Epilepsi adalah penyakit serebral kronik dengan karekteristik kejang berulang akibat lepasnya muatan listrik otak yang berlebihan dan bersivat reversibel (Tarwoto, 2007).
Epilepsi adalah gangguan kronik otak dengan ciri timbulnya gejala-gejala yang datang dalam serangan-serangan, berulang-ulang yang disebabkan lepas muatan listrik abnormal sel-sel saraf otak, yang bersifat reversibel dengan berbagai etiologi (Arif, 2000).
B.     ETIOLOGI
Penyebab pada kejang epilepsi sebagian besar belum diketahui (Idiopatik). Sering terjadi pada:
1.       Trauma lahir, Asphyxia neonatorum
2.       Cedera Kepala, Infeksi sistem syaraf
3.       Keracunan CO, intoksikasi obat/alkohol
4.       Demam, ganguan metabolik (hipoglikemia, hipokalsemia, hiponatremia)
5.       Tumor Otak
6.       Kelainan pembuluh darah
Ditinjau dari penyebabnya, epilepsy dibagi menjadi 2, yaitu :
1.       Epilepsi Primer (Idiopatik)
Epilepsi primer hingga kini tidak ditemukan penyebabnya, tidak ditemukan kelainan pada jaringan otak. Diduga bahwa terdapat kelainan atau gangguan keseimbangan zat kimiawi dan sel-sel saraf pada area jaringan otak yang abnormal.
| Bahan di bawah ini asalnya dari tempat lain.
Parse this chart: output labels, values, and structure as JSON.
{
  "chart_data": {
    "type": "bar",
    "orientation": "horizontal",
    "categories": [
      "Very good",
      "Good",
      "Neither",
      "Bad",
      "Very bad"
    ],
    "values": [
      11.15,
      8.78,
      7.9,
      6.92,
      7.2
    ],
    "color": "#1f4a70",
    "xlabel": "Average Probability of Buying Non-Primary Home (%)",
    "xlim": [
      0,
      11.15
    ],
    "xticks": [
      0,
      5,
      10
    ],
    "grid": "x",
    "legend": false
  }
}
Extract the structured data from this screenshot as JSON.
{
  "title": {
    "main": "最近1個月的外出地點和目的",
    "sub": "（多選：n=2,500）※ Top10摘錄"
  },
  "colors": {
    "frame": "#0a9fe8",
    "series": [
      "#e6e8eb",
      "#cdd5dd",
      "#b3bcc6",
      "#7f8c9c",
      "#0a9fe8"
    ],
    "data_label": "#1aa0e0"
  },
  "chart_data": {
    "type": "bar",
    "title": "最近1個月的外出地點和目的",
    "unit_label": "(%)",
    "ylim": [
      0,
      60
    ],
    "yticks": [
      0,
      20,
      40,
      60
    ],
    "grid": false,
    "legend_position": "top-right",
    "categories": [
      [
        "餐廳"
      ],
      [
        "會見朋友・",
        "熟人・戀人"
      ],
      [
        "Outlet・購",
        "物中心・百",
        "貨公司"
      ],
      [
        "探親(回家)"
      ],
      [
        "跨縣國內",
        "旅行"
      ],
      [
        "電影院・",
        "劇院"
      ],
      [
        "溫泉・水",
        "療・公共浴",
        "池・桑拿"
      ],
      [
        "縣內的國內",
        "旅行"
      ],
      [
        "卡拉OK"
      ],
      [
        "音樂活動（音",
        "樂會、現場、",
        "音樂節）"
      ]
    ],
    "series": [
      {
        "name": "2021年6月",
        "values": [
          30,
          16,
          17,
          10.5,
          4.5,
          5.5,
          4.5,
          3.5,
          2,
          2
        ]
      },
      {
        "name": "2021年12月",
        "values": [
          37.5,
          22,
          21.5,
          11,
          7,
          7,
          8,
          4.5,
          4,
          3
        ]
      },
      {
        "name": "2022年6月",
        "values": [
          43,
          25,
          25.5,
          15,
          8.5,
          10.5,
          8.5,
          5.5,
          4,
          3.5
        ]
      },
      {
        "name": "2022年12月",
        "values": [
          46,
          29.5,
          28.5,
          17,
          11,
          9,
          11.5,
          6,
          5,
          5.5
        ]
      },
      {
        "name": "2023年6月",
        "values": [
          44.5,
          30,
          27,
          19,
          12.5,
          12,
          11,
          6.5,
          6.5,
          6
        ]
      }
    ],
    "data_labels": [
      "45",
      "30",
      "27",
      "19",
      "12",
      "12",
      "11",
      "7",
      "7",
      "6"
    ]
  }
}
2.       Epilepsi Sekunder (Simtomatik)
Epilepsi yang diketahui penyebabnya atau akibat adanya kelainan pada jaringan otak. Kelainan ini dapat disebabkan karena dibawah sejak lahir atau adanya jaringan parut sebagai akibat kerusakan otak pada waktu lahir atau pada masa perkembangan anak, cedera kepala (termasuk cedera selama atau sebelum kelahiran), gangguan metabolisme dan nutrisi (misalnya hipoglikemi, fenilketonuria (PKU), defisiensi vitamin B6), faktor-faktor toksik (putus alkohol, uremia), ensefalitis, anoksia, gangguan sirkulasi, dan neoplasma.
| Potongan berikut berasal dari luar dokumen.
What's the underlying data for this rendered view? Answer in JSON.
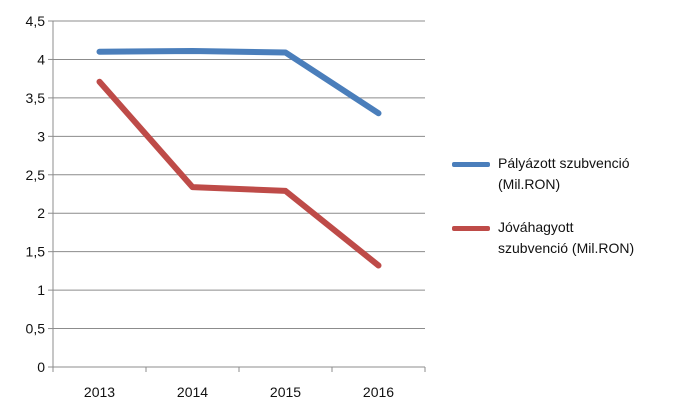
{
  "chart_data": {
    "type": "line",
    "title": "",
    "xlabel": "",
    "ylabel": "",
    "categories": [
      "2013",
      "2014",
      "2015",
      "2016"
    ],
    "ylim": [
      0,
      4.5
    ],
    "yticks": [
      "0",
      "0,5",
      "1",
      "1,5",
      "2",
      "2,5",
      "3",
      "3,5",
      "4",
      "4,5"
    ],
    "grid": true,
    "legend_position": "right",
    "series": [
      {
        "name": "Pályázott szubvenció (Mil.RON)",
        "name_lines": [
          "Pályázott szubvenció",
          "(Mil.RON)"
        ],
        "color": "#4a7ebb",
        "values": [
          4.1,
          4.11,
          4.09,
          3.3
        ]
      },
      {
        "name": "Jóváhagyott szubvenció (Mil.RON)",
        "name_lines": [
          "Jóváhagyott",
          "szubvenció (Mil.RON)"
        ],
        "color": "#be4b48",
        "values": [
          3.71,
          2.34,
          2.29,
          1.32
        ]
      }
    ]
  }
}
Penyebab spesifik epilepsi :
1.       Kelainan yang terjadi selama perkembangan janin/kehamilan ibu, seperti ibu menelan obat-obat tertentu yang dapat merusak otak janin, mengalami infeksi, minum alcohol, atau mengalami cidera.
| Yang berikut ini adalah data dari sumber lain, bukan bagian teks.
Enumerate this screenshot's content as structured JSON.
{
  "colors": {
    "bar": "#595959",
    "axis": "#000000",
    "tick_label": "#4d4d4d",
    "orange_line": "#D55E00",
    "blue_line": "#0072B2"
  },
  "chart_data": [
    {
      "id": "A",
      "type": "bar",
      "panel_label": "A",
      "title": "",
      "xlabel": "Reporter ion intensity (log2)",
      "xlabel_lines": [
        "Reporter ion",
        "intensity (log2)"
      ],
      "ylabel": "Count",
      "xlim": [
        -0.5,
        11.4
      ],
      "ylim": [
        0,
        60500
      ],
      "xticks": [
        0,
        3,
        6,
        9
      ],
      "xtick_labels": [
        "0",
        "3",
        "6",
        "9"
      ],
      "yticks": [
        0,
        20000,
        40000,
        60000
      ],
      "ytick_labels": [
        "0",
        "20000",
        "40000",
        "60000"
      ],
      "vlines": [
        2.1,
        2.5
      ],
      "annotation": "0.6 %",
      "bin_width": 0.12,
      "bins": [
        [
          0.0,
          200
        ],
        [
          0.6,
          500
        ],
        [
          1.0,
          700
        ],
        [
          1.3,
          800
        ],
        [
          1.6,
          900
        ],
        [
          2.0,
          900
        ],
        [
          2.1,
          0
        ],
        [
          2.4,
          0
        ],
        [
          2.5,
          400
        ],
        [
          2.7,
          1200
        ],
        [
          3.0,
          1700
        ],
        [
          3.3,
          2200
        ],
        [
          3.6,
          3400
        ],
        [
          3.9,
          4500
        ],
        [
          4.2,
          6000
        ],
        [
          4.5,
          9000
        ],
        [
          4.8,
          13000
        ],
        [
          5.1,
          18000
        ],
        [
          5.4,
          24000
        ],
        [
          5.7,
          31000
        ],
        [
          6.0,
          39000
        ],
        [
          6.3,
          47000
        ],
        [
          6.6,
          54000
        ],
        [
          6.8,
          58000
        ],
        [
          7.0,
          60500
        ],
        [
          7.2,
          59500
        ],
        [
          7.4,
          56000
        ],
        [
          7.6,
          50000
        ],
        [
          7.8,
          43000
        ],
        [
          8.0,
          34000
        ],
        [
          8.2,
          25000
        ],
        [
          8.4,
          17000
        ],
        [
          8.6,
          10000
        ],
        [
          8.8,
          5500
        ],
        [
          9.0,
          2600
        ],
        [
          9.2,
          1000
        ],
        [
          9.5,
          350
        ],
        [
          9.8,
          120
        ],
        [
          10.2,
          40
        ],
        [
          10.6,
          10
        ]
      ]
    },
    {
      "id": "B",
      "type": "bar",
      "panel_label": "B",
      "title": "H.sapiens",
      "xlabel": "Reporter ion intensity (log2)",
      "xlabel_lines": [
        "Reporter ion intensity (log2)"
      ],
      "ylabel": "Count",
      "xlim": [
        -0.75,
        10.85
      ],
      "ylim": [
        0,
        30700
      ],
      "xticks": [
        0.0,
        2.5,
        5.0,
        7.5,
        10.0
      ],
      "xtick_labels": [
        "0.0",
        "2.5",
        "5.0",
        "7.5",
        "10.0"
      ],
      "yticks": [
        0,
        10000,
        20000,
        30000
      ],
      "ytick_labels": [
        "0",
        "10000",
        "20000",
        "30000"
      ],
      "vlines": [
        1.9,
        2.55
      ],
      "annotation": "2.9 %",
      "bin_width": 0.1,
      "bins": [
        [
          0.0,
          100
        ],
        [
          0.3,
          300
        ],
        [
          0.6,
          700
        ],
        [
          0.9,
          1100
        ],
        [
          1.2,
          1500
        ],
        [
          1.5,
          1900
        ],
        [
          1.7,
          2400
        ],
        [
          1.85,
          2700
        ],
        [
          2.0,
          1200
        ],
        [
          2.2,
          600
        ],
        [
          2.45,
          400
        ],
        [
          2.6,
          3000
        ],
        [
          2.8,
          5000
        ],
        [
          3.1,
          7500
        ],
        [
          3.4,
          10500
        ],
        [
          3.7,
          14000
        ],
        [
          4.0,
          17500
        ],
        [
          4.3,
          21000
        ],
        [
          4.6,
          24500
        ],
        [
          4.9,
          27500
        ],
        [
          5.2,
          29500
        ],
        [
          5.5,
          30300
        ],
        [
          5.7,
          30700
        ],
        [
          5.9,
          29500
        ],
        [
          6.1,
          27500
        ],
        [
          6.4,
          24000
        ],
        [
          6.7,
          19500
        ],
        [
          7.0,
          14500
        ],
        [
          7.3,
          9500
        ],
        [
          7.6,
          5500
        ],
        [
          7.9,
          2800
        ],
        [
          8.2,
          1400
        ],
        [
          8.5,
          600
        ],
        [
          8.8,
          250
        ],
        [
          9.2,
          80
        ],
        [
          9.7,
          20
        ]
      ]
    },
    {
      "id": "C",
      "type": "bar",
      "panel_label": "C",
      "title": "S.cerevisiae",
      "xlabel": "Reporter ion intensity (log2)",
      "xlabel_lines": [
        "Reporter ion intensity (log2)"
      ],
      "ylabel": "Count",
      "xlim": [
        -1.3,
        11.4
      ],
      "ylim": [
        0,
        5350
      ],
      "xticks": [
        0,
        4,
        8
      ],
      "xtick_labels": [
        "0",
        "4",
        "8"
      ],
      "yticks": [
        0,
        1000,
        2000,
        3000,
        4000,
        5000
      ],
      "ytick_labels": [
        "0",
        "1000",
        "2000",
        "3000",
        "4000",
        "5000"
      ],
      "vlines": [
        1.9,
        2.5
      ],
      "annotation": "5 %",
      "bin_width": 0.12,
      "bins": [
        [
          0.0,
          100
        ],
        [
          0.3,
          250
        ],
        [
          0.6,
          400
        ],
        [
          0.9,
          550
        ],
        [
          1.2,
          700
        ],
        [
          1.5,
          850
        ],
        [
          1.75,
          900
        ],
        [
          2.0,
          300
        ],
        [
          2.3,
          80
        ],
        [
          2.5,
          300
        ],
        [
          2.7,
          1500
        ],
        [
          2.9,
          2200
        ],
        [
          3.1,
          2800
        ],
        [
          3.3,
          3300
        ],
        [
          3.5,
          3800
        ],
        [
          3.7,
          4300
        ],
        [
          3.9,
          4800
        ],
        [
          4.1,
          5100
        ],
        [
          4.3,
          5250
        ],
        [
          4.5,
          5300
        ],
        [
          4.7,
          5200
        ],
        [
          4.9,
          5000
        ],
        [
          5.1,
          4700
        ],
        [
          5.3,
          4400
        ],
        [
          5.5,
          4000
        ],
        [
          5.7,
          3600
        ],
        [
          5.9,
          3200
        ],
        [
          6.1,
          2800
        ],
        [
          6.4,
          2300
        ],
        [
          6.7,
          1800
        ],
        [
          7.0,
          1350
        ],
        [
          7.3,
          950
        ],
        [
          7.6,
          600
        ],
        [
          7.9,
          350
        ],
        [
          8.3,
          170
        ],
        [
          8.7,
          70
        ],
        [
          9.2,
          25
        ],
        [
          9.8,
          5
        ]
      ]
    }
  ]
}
2.       Kelainan yang terjadi pada saat kelahiran, seperti kurang oksigen yang mengalir ke otak (hipoksia), kerusakan karena tindakan.
3.       Cidera kepala yang dapat menyebabkan kerusakan pada otak.
4.       Tumor otak merupakan penyebab epilepsy yang tidak umum terutama pada anak-anak.
5.       Penyumbatan pembuluh darah otak atau kelainan pembuluh darah otak.
6.       Radang atau infeksi pada otak dan selaput otak, yaitu encephalitis dan meningitis. Organ-organ dari CNS (otak dan medulla spinalis) dilapisi oleh tiga lapisan jaringan konektifyang disebut dengan meningen dan berisikan pia meter, arachnoid, dan durameter. Meningen ini membantu menjaga aliran darah dan cairan cerebrospinal. Struktur-struktur ini merupakn yang dapat terjadi meningitis, inflamasi meningitis, dan jika terjadi keparahan maka dapat menjadi encephalitis, dan inflamasi otak.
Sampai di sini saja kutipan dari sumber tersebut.